Indeed, Southlake is no stranger to success in the pool. Coach Murphy says that of the estimated 8,000 students in Carroll ISD, 750 of them are part of a club or school swimming team.
“We’re really blessed,” he says. “Southlake is a special place for swimming.”
However, this much popularity around the sport makes getting on a team that much more competitive, much less two teams. And of course, being on two teams with different coaches could present its own set of challenges. Thankfully for Jack, he says the coaches are cohesive in their training.
“I’m really fortunate,” he says. “My coaches know each other and are great to work with. Their workouts don’t contradict each other.”
‘Normal Teenage Stuff’
Between the two teams, Jack puts in over 20 hours of training per week. When he isn’t working out or swimming, Jack says he enjoys doing what he call “normal teenage stuff”: hanging out with friends and listening to music. There isn’t always much time for that, though. On top of a rigorous athletic schedule, Jack is taking AP classes and keeping his grades up.
“Stanford doesn’t cut any corners just because he is an athlete,” Michelle says. “If people are wondering if those AP classes matter, they absolutely do.”
The Long Lane to Stanford
By now, it’s probably pretty clear that Jack has the motivation and discipline of a professional athlete. If you haven’t picked up on that, here is what his coach has to say about him:
“Jack has an incredible work ethic,” Coach Murphy says. “More than that, he is very talented, humble and coachable.”

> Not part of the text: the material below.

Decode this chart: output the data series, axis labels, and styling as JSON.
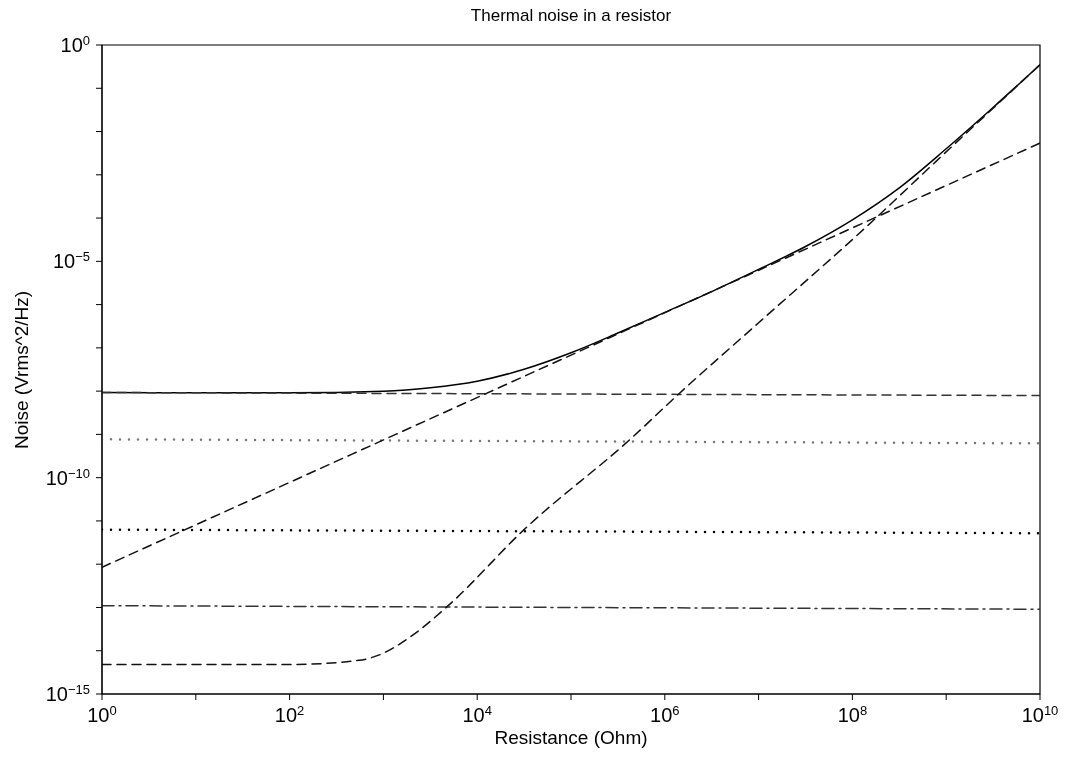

And while character references are valuable, how about a few statistics to back them up? For example, In December, Jack set the new SC Junior Nationals meet record in the men’s 500 freestyle. His time of 4:14:04 blew the previous meet record (4:15.36) out of the water and set a personal best by almost four seconds. To put it in perspective, the current record holder for Boys’ 17-18 U.S. National Age Group Records posted a time of 4:12:33 in 2004. You may have heard of him... Michael Phelps. That’s right, Jack is only about one and a half seconds away from beating a national record held by an international legend.
Moreover, he was chosen for the U.S. Junior World team this summer. He competed in the 4x200 Free Relay, and the U.S team advanced to the finals, where they missed gold by one-one hundredth of a second. Hungary’s team placed a time of 7:10.95 to the U.S team’s 7:10.96.
“It was heartbreaking for them to be so close, but it’s still an amazing accomplishment,” Michelle says.
Indeed, both teams shattered the former Junior World Record, as did the bronze-winning Russian team.
Now, headed to his dream school, Jack has a full swimming career ahead of him. In the words of Coach Murphy:
“If he keeps it up, he’s only going to get better.”